Figure IX.3 shows this potential energy as a function of $\theta$ for several values of $\lambda$, including 0.586. We can see that, for $\lambda$ greater than this, the position at the bottom of the ring ($\theta$ = 45^o) is the only equilibrium position and it is stable. For small values of $\lambda$, the bottom, while an equilibrium position, is unstable, and there are two stable positions higher up. To calculate these equilibrium positions exactly, we need to determine where the derivative of $V$ is zero, and to find whether these positions are stable or unstable, we need to examine the sign of the second derivative.

I leave it to the reader to work through the first derivative and to show that one condition for the derivative to be zero is for $\cos\theta$ to equal $\sin\theta$; that is, $\theta$ = 45⁰ , which corresponds to the bottom of the semicircle. Another condition for the first derivative to be zero is slightly more challenging to find, but you should find that the derivative is zero if

$$\sin(\theta+\frac{\pi}{4})=\frac{\sqrt{2}}{2-\lambda}. \nonumber$$

This corresponds to a real value of $\theta$ only if $\lambda \leq 2-\sqrt{2}=0.586$. The second derivatives are necessary to determine whether the equilibria are stable ($V$ a minimum) or unstable ($V$ a maximum) or a glance at figure IX.3 will be easier.

Now let's express the potential energy as a function $U$ of the angle $\phi$, so that $U(\phi)=V(\theta)$. From Figure IX.2, we see that $\phi=90^{\circ}-2\theta$. After some algebra and trigonometry, I find that the potential energy as a function of $\phi$ is given by

$$\frac{U(\phi)}{ka^{2}}=4\cos^{2}\frac{1}{2}\phi-4\sqrt{2}\cos\frac{1}{2}\phi-\lambda\cos\phi-\lambda-4+4\sqrt{2}. \nonumber$$

Now expand this carefully by Taylor's theorem as far as $\phi^{2}$:

$$\frac{U(\phi)}{ka^{2}}=2(\lambda+\sqrt{2}-2)\phi^{2}. \nonumber$$

What we have done is to approximate the potential energy function $U(\phi)$ by a parabola for small $\phi$. Now a parabolic potential well is characteristic of simple harmonic motion. For example, in linear simple harmonic motion obeying the equation $m\ddot{x}=-kx$ the potential energy per unit mass is $\frac{1}{2}kx^{2}$ and the period is $2\pi\sqrt{\frac{m}{k}}$. In rotational simple harmonic motion obeying the equation $I\ddot{\theta}=-c\theta$ the potential energy per unit rotational inertia is $\frac{1}{2}c\theta^{2}$ and the period is $2\pi\sqrt{\frac{I}{c}}$. The rotational inertia here is just $ma^{2}$, so we find that the period of small oscillations is

$$P=\pi\sqrt{\frac{\lambda a}{(\lambda+\sqrt{2}-2)g}}, \label{eq:9.3.15}$$

provided, of course, that $\lambda>2-\sqrt{2}$.

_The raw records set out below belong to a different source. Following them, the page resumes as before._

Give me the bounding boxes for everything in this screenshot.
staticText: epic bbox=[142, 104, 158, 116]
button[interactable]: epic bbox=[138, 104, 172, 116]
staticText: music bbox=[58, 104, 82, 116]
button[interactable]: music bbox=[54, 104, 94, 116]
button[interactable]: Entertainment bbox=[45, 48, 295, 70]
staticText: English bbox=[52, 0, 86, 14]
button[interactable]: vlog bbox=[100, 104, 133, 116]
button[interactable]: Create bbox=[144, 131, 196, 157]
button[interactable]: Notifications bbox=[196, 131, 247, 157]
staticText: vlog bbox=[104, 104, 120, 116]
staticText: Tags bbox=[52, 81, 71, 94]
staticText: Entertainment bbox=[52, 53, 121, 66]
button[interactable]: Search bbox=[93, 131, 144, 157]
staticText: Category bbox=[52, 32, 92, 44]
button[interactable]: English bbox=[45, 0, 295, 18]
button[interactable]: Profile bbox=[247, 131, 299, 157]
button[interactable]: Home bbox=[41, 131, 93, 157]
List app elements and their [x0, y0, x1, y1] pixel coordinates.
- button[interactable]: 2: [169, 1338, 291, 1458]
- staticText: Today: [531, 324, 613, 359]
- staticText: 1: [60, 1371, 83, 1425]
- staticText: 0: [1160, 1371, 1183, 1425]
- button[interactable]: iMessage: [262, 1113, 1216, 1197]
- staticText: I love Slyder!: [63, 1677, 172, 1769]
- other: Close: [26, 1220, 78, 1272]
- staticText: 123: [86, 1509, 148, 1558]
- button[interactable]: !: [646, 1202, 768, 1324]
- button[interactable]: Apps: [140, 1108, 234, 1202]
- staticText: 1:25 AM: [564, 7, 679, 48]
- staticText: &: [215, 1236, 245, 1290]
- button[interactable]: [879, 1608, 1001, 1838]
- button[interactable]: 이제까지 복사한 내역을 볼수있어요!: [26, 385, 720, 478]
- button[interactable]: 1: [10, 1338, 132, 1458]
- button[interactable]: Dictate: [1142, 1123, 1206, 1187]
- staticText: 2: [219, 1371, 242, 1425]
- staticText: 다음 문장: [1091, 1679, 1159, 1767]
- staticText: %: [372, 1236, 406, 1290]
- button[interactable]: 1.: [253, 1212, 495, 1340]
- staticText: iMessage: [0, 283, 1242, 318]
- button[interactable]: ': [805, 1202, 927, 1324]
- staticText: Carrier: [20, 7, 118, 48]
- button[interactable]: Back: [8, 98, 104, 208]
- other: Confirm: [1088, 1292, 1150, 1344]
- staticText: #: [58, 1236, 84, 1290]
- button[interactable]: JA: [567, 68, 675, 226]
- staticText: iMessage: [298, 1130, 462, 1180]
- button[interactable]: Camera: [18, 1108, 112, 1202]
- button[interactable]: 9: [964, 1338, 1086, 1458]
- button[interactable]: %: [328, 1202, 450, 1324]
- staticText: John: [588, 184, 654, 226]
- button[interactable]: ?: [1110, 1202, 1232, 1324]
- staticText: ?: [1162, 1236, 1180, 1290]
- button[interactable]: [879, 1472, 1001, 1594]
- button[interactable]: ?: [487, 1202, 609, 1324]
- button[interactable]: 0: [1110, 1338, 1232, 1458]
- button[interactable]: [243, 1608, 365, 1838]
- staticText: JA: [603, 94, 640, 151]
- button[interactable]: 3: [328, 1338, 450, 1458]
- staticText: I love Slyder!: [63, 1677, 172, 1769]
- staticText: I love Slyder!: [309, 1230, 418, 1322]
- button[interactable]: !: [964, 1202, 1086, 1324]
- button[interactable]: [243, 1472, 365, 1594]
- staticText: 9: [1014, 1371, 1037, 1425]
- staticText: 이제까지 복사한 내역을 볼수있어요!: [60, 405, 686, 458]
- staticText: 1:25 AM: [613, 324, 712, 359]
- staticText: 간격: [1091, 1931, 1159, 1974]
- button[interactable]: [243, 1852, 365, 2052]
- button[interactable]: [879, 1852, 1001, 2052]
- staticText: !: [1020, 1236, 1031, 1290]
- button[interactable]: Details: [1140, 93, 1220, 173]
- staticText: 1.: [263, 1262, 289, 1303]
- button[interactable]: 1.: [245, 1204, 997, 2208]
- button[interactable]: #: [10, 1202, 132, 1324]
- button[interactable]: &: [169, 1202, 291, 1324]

If you want to find how long the ring takes to slide from an initial position $\phi=\alpha$ to the bottom you can use Equations 9.2.10 and $\ref{eq:9.3.11}$, with $E=U(\alpha)$. You will find the usual difficulty that the integrand is zero at the start. I haven't actually tried the problem, because it looks slightly tedious, but I am fairly certain that it can be integrated analytically. If you do it and get an answer, make sure that, in the limit of small $\phi$, you get the same as Equation $\ref{eq:9.3.15}$

Exercise $\PageIndex{6}$

A rod of length $2l$ and mass $m$ has one end freely pivoted on a horizontal floor. The rod is held at an initial angle of 45^o to the vertical and then released. How long does it take for the rod to hit the floor? I'll leave you to work this one out. By the way, if I had started with the rod vertical, you would find that it takes an infinite time to fall - because the vertical position, although unstable, is an equilibrium position, and it would never get going unless given an infinitesimal displacement.